Highlights & Insights¶
- This work is the first to systematically compare 23 sample selection strategies across both ICL and gradient-based few-shot learning within a unified framework, filling an important gap in the literature.
- Lifting the Datamodels framework from the sample level to the strategy level represents an elegant abstraction, enabling effective search over the combinatorial space at manageable computational cost.
- The importance ordering "learnability > informativeness > representativeness" is counterintuitive—prior work has predominantly focused on similarity and diversity.
- The practical recommendation of uniformly combining Cartography + Margin lowers the barrier to adoption.
- The finding that sample selection matters in low-shot regimes but becomes ineffective at larger shot counts provides direct guidance for practitioners.
Limitations & Future Work¶
- The method assumes a sufficiently large labeled pool for selection (up to 200 samples/class); truly low-resource scenarios require different approaches.
- Experiments are limited to 5-way classification; ICL performance may degrade under higher class counts due to context length constraints.
- Extensive prompt engineering was not performed, potentially underestimating the effectiveness of certain strategies.
- Computational cost is substantial (approximately 2,500 A100 GPU hours, 270 kgCO₂).
- Future work may explore strategy selection in unlabeled settings and behavior under larger-scale LLMs.
Related Work & Insights¶
- vs.
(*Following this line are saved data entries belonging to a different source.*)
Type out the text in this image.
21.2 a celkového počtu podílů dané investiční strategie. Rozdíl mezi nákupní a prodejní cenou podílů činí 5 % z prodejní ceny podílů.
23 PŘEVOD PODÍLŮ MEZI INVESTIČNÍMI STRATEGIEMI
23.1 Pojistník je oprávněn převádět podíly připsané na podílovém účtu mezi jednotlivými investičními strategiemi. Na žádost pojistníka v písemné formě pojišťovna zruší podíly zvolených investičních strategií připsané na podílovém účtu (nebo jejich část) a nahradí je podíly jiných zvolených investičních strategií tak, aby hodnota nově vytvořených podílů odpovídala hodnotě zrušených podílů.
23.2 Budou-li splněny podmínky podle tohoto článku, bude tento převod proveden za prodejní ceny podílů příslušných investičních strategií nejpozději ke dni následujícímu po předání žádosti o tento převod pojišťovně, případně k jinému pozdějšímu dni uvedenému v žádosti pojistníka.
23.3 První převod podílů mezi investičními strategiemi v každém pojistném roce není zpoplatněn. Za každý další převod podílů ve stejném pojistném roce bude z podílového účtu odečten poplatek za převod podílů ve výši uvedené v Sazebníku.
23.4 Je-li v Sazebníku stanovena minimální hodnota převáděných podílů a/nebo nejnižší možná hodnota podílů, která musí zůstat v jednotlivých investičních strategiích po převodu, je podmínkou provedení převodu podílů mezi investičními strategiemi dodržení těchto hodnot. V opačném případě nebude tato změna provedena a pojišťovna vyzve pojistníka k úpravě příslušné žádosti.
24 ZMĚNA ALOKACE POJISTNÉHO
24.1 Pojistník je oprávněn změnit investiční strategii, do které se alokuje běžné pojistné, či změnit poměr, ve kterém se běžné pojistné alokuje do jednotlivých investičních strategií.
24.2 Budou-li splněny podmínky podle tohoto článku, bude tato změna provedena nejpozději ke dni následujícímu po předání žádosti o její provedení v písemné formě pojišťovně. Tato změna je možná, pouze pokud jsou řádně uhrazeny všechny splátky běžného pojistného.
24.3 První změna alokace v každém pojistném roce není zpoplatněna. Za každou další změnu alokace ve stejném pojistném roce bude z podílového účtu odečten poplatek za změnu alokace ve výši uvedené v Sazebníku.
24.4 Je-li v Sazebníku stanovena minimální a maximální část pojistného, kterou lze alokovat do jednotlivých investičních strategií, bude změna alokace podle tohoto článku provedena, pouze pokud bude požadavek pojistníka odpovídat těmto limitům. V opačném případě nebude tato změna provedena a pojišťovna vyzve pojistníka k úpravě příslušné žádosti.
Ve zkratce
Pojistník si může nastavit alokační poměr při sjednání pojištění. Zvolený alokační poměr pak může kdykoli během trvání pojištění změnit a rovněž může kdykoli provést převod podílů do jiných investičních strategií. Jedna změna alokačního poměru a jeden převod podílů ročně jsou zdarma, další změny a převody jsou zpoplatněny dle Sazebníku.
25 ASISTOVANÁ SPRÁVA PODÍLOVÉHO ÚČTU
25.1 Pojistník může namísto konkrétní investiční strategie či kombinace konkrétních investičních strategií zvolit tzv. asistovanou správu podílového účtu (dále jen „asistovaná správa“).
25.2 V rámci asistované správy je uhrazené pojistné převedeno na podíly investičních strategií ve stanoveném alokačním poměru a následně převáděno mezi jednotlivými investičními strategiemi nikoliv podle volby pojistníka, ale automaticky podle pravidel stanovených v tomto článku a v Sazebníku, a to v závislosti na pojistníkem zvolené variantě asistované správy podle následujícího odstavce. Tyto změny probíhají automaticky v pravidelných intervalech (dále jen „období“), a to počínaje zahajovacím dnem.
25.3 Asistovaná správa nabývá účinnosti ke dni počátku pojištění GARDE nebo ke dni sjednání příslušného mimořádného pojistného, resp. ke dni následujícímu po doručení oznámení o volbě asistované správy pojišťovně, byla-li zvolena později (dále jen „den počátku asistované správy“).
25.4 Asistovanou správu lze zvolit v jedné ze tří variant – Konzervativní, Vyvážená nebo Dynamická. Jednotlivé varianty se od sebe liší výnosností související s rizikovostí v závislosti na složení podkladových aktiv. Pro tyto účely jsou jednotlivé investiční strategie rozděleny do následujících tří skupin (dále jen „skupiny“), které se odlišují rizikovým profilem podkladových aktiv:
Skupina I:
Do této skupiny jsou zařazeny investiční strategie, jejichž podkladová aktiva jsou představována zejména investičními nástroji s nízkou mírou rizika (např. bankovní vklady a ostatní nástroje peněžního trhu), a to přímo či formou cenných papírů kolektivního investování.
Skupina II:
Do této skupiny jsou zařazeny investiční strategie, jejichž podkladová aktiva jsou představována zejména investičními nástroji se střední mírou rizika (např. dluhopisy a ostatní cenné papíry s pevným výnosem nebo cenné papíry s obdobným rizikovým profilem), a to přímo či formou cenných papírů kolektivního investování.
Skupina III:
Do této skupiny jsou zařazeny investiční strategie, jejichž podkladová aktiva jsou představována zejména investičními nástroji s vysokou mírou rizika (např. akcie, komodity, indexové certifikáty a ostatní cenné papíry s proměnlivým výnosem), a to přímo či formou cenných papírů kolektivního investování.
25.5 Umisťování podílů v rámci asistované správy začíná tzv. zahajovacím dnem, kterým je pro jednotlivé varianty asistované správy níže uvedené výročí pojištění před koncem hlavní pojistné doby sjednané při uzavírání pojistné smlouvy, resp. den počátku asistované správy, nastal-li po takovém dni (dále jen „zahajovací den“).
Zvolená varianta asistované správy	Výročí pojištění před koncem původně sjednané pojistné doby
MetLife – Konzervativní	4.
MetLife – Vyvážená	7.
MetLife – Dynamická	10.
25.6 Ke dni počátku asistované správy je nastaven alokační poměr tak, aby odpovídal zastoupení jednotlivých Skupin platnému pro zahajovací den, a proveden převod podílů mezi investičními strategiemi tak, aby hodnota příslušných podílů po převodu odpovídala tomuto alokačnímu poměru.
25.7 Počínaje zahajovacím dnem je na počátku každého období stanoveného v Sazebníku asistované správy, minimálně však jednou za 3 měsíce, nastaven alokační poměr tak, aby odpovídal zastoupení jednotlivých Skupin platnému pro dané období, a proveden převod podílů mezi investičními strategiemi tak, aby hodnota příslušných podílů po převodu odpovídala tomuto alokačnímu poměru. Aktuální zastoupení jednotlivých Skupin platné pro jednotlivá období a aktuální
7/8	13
LENS (Li & Qiu, 2023): LENS employs a two-step search (informativeness + diversity); ACSESS automatically discovers the optimal strategy combination and outperforms LENS in most settings.
- vs. CASE (Purohit et al., 2025): The strongest ICL-specific baseline; ACSESS with uniform weighting matches it, and weighted ACSESS surpasses it by +0.16 pp.
- vs. Datamodels (Ilyas et al., 2022): The original Datamodels operates at the sample level; ACSESS abstracts it to the strategy level, reducing computational complexity.
Rating¶
- Novelty: ⭐⭐⭐⭐ Automatic strategy-level combination is a valuable methodological contribution, though the individual components (forward/backward selection, Datamodels) are not novel in themselves.
- Experimental Thoroughness: ⭐⭐⭐⭐⭐ 23 strategies × 5 ICL models × 3 gradient-based methods × 14 datasets × multiple repetitions; the scale is substantial and ablations are comprehensive.
- Writing Quality: ⭐⭐⭐⭐ Structure is clear and practical recommendations are well-articulated, though the paper is lengthy.
- Value: ⭐⭐⭐⭐ Provides direct practical guidance for sample selection in few-shot learning; the unified comparison fills an important gap.